The merger is being pursued in an atmosphere of financial crisis, although that is itself no grounds for it. There seem to be conflicting views about the real financial position of the college, however, and what the real cost of a merger would be. There is also the college's immensely valuable Andrew Grant Bequest. Could that survive a transfer of assets to the University? It would surely be in the public interest to get properly audited accounts of the college's financial position and independent estimates of the real cost of merger.
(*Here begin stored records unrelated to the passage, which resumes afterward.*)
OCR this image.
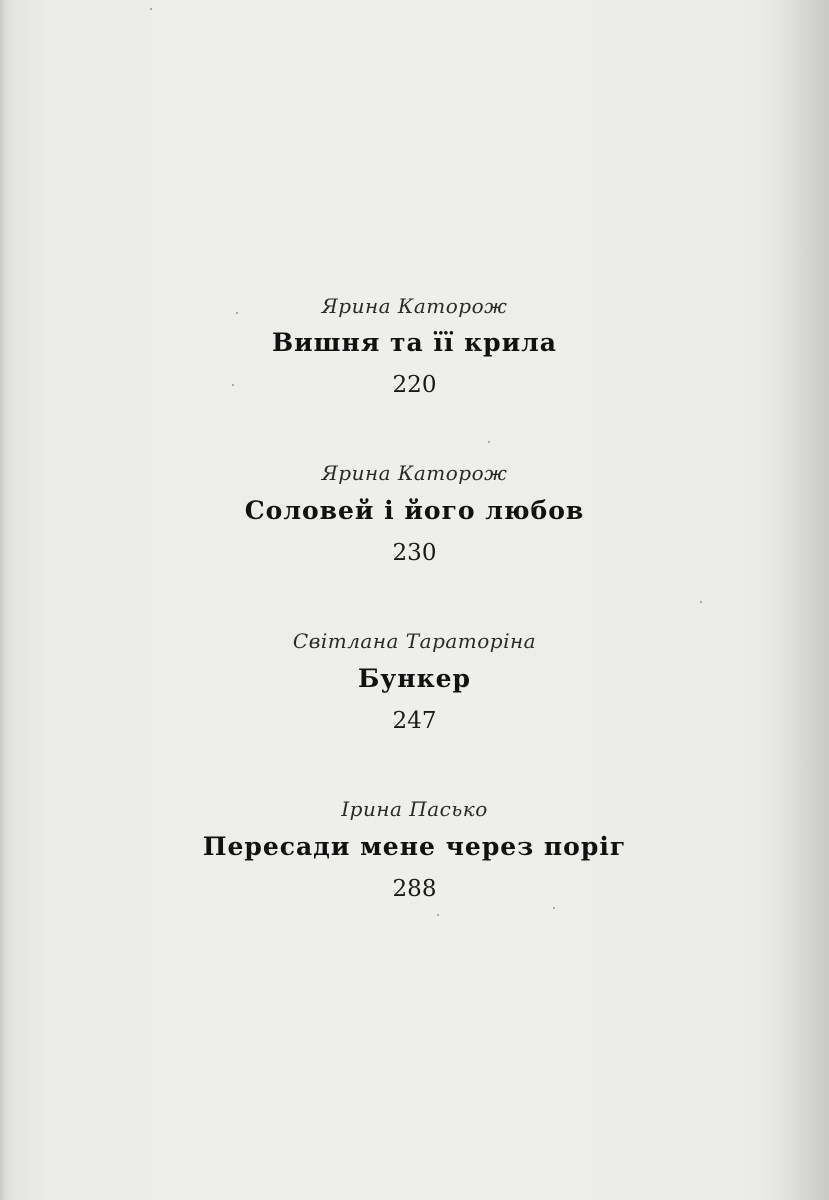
Ярина Каторож
Вишня та її крила
220
Ярина Каторож
Соловей і його любов
230
Світлана Тараторіна
Бункер
247
Ірина Пасько
Пересади мене через поріг
288
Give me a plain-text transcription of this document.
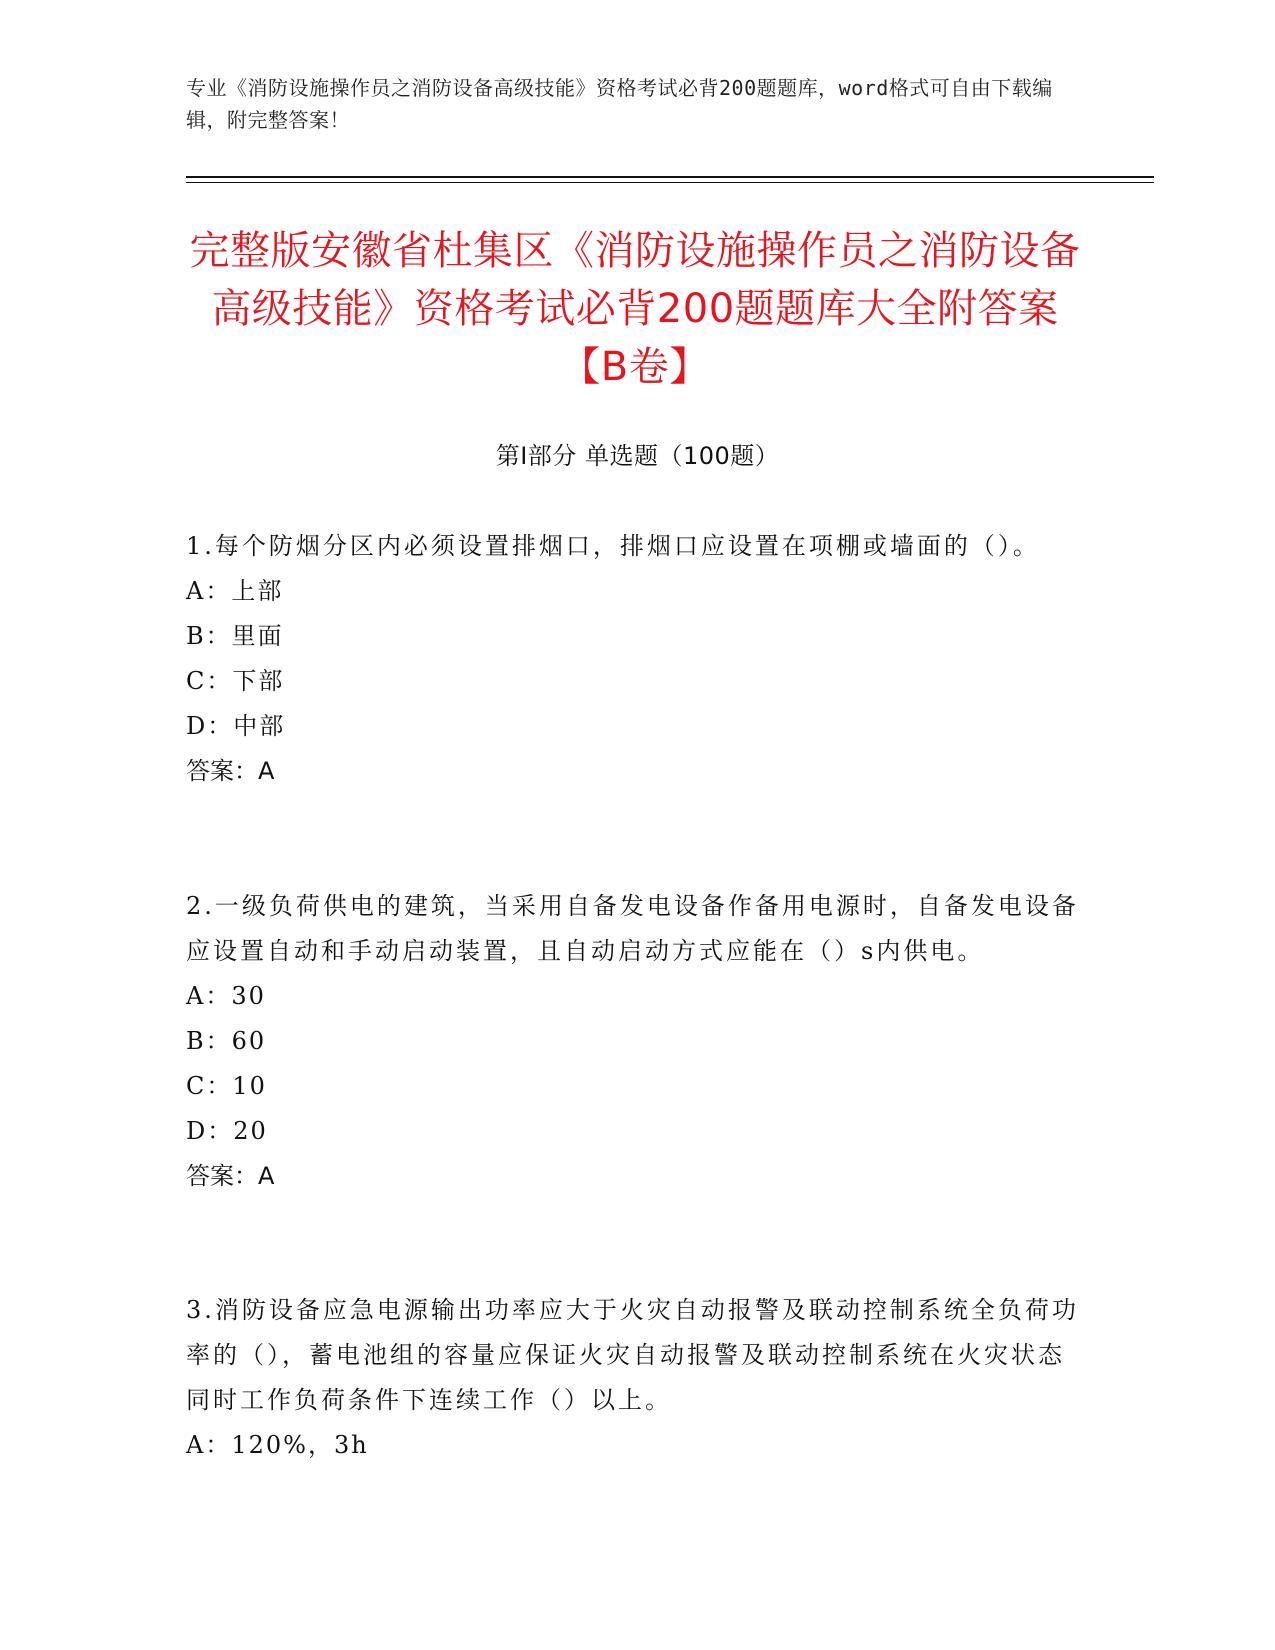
专业《消防设施操作员之消防设备高级技能》资格考试必背200题题库，word格式可自由下载编辑，附完整答案！
完整版安徽省杜集区《消防设施操作员之消防设备高级技能》资格考试必背200题题库大全附答案【B卷】
第I部分 单选题（100题）
1.每个防烟分区内必须设置排烟口，排烟口应设置在项棚或墙面的（）。
A：上部
B：里面
C：下部
D：中部
答案：A
2.一级负荷供电的建筑，当采用自备发电设备作备用电源时，自备发电设备应设置自动和手动启动装置，且自动启动方式应能在（）s内供电。
A：30
B：60
C：10
D：20
答案：A
3.消防设备应急电源输出功率应大于火灾自动报警及联动控制系统全负荷功率的（），蓄电池组的容量应保证火灾自动报警及联动控制系统在火灾状态同时工作负荷条件下连续工作（）以上。
A：120%，3h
The two institutions are very different.Individuality and unorthodox thinking are the college's educational goals. We need that cultivated unorthodoxy, not just for the art it produces, but as a leaven in our education system. It would scarcely survive absorption into the University's exam-based system whose origins lie in the Mandarin bureaucracy of the Chinese Empire. When the modern college was created, its godparents were Patrick Geddes and the great arts and crafts architect, Sir Robert Lorimer. They shaped the institution according to their ideals. Geddes's motto was Vivendo Docemus; by living we learn. Offer students experience, not precept; teachers should not indoctrinate, but lead in the exploration of a practical discipline. We have lost our independent banks to greed and folly. Will the SNP preside over the loss of one of our two surviving independent art schools and the values they enshrine, values that not only enhance our lives, but will help us compete in the harsh economic climate we now face? Scotland once prided itself on having four universities when England had only two. We now have two independent art schools where England really has only one, the Royal College. Let's keep the edge that gives us.